Pour en finir je garde deux regrets :

 L’un personnel, nous pourrions nous soignants nous attacher à rechercher pour chacun de nos patients l’état dans lequel il, elle se sent, ce qu’il dit ce qu’elle dit de ses besoins fondamentaux, comment il ou elle fait pour y parvenir ; alors peut-être découvrions nous plus tôt ses addictions et le chemin pour essayer d’en sortir. Ce n’est pas vraiment un regret mais plutôt un chemin vers lequel nous devrions tendre.

L’autre est sociétal et philosophique. Aujourd’hui nous acceptons d’être confinés contre un risque infectieux qui est le risque de tout être vivant une espèce sert de nourriture à d’autre espèces, les mesures prises, les règles adoptées sauveront-elles des patients ou simplement atténueront-elles le pic. En référence deux pages de l’organisation mondiale de la santé l’une sur les effets de l’alcool, l’autre sur les principales causes de mortalité.

Il apparait qu’un décès sur 17 dans le monde est lié à l’alcool, pour les hommes un sur 13 pour les femmes un sur 25. Nous allons admettre que nous devons porter un masque en public que nous devons accepter des règles de distanciation sociale, que nous allons être « traker », pourrions-nous réfléchir au fait que nos discours complaisants sur la convivialité sur les vertus de tel ou tel alcool vont entrainer la mort dans notre tribu mettons d’une cinquantaine de personnes (amis famille, collègues) de trois personnes.

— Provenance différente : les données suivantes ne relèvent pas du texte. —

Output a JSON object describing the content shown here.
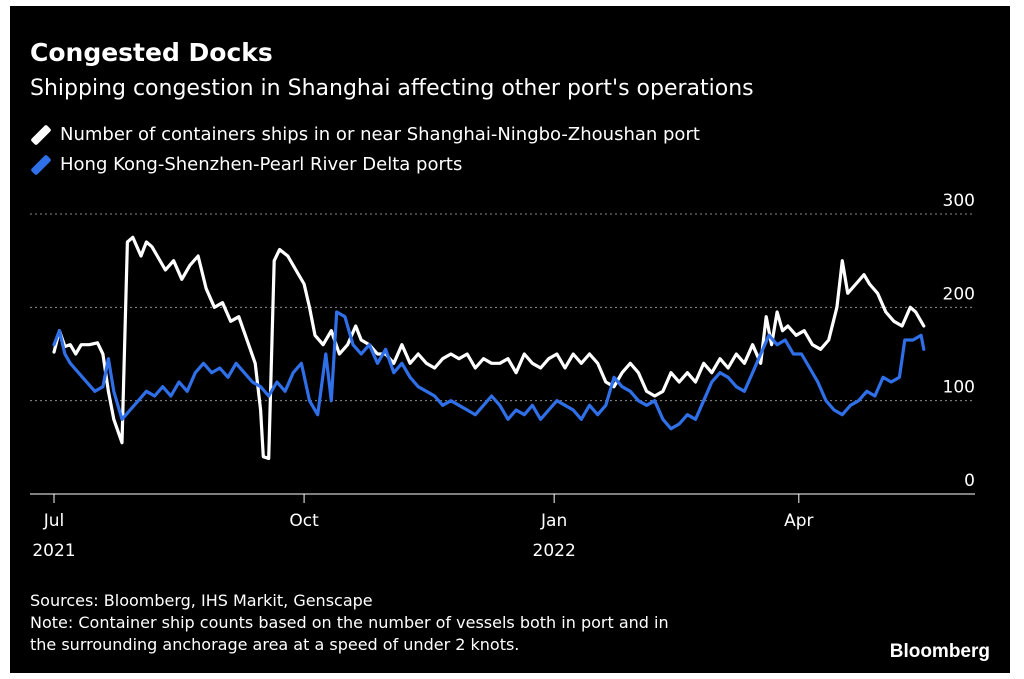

Un président chef de guerre aujourd’hui a dit au lendemain d’une émission ou un ministre de la santé disait que l’alcool est toxique au premier verre, un président chef de guerre a dit « le président Macron a conclu de la plus simple des façons, informant son peuple qu’il buvait du vin, «midi et soir», et qu’on n’embêterait pas, lui présidant, lui buvant, le nectar de la vigne et les vignerons, et ceux qui en font commerce, puisque ce n’était pas leur vin, «le vin français», qu’il fallait contraindre pour juguler l’alcoolisme… Ainsi le souverain a désavoué une ministre de la Santé qui prenait le vin pour de l’alcool,

La maladie de l’alcool est donc une histoire singulière et personnelle mais les institutions pourraient faire un effort qui serait bien plus efficace.